起訴取り消しを勝ち取れた要因としては、日米の弁護士の効果的な連携も大きかった。

入江弁護士は米国留学経験があり英語が堪能。そして、連邦刑事事件に強いコビントン・バーリング法律事務所に伝手があった。

コビントン・バーリング法律事務所は1919年、ワシントンで設立された。米政府機関にも人材を輩出していることで知られており、そうした人材は政府勤務後、再び古巣に復帰するケースが多い。現在、著名な元当局者としては、元司法長官のエリック・ホルダー氏、元司法省刑事局長のラニー・ブロイアー氏らが在籍している。
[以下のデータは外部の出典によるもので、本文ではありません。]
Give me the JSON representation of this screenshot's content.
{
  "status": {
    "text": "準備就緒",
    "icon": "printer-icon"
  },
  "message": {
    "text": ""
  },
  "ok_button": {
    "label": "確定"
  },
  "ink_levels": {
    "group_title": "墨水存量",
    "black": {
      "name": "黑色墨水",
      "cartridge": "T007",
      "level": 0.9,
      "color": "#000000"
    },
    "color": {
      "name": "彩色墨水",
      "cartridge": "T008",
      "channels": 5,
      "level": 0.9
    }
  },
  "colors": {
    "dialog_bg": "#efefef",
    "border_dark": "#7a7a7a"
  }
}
ホルダー氏の経歴を見ると、司法省→連邦検事→司法副長官→コビントン→司法長官→コビントンと、“華麗な”キャリアを積んでいる。

日本では官から民への天下りはあっても、その逆は一般的ではない。それに対し米国のプロフェッショナルの間では、公的部門と民間部門を行き来する、「リボルビングドア」(回転扉)と呼ばれる双方向の人材移動は珍しくない。

ジェシー・アイジンガーの『The Chickenshit Club』(未邦訳)によれば、ブロイアー氏は2013年3月の退官後、ニューヨーク・タイムズ紙に対し、リボルビングドアについて「民間部門での深い経験があったからこそ、司法次官補(司法省刑事局長)としてもより良い仕事ができたと信じている」と語っている。
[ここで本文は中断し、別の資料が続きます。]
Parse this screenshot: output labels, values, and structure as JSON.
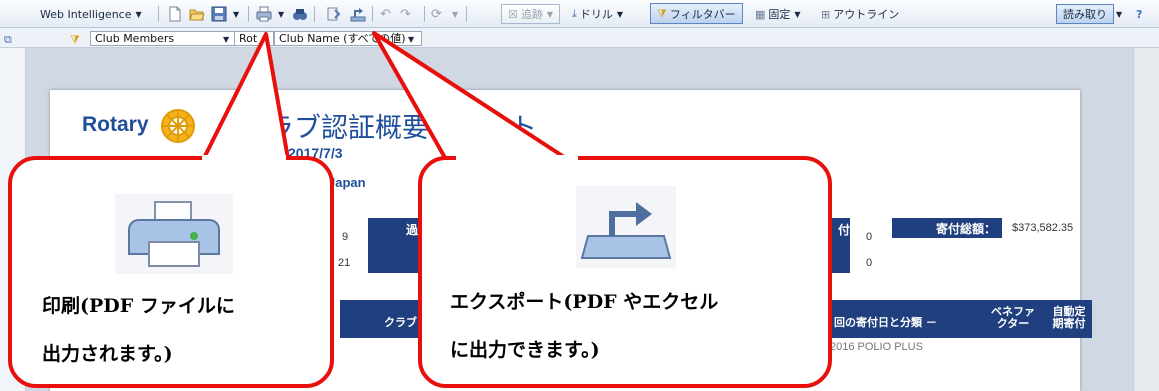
{
  "toolbar": {
    "app_menu": "Web Intelligence",
    "track": "追跡",
    "drill": "ドリル",
    "filter_bar": "フィルタバー",
    "freeze": "固定",
    "outline": "アウトライン",
    "mode": "読み取り"
  },
  "filterbar": {
    "dimension": "Club Members",
    "dimension_short": "Rot",
    "value": "Club Name (すべての値)"
  },
  "report": {
    "logo_text": "Rotary",
    "title": "クラブ認証概要レポート",
    "date": "2017/7/3",
    "country": "Japan",
    "value_9": "9",
    "value_21": "21",
    "box_left": "過",
    "box_mid": "付",
    "zero_1": "0",
    "zero_2": "0",
    "total_label": "寄付総額：",
    "total_value": "$373,582.35",
    "col_club": "クラブ",
    "col_gift_date": "回の寄付日と分類 －",
    "col_benefactor": "ベネファクター",
    "col_auto": "自動定期寄付",
    "row_partial": "2016 POLIO PLUS"
  },
  "callouts": {
    "print_line1": "印刷(PDF ファイルに",
    "print_line2": "出力されます。)",
    "export_line1": "エクスポート(PDF やエクセル",
    "export_line2": "に出力できます。)"
  },
  "colors": {
    "callout_border": "#e8100c",
    "report_blue": "#1f4e9c",
    "navy": "#1f3f7e"
  },
  "icons": [
    "new-document-icon",
    "open-folder-icon",
    "save-icon",
    "print-icon",
    "find-icon",
    "track-changes-icon",
    "export-icon",
    "undo-icon",
    "redo-icon",
    "refresh-icon",
    "drill-icon",
    "filter-icon",
    "freeze-icon",
    "outline-icon",
    "help-icon",
    "rotary-wheel-icon"
  ]
}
逆も然りで、公的部門での職務経験や知見、人脈が、法律事務所での業務に生かされているのは想像に難くない。『暴君誕生――私たちの民主主義が壊れるまでに起こったことのすべて』(ダイヤモンド社)などの著書で知られるコラムニスト・作家のマット・タイービは、「コビントンは実質的に影の司法省のような存在になりつつある」と指摘している。

ちなみに入江氏は“ヤメ検”弁護士、相方のコビントン・バーリング法律事務所の弁護士も元連邦検事だ。日米の“ヤメ検チーム”の連携で、本村氏の公訴棄却を勝ち取ったとも言える。

それにしても、気になるのが「費用」の問題だ。米国の弁護士費用はトップクラスの場合、1時間当たりのタイムチャージが日本円で30万円を超えることも往々にしてある。弁護士報酬に関しては、コビントンと折衝したのが入江弁護士だったことで、“相場”よりも割安で済んだ。それでも、本村氏にとって、長年の弁護士費用は大きな負担となった。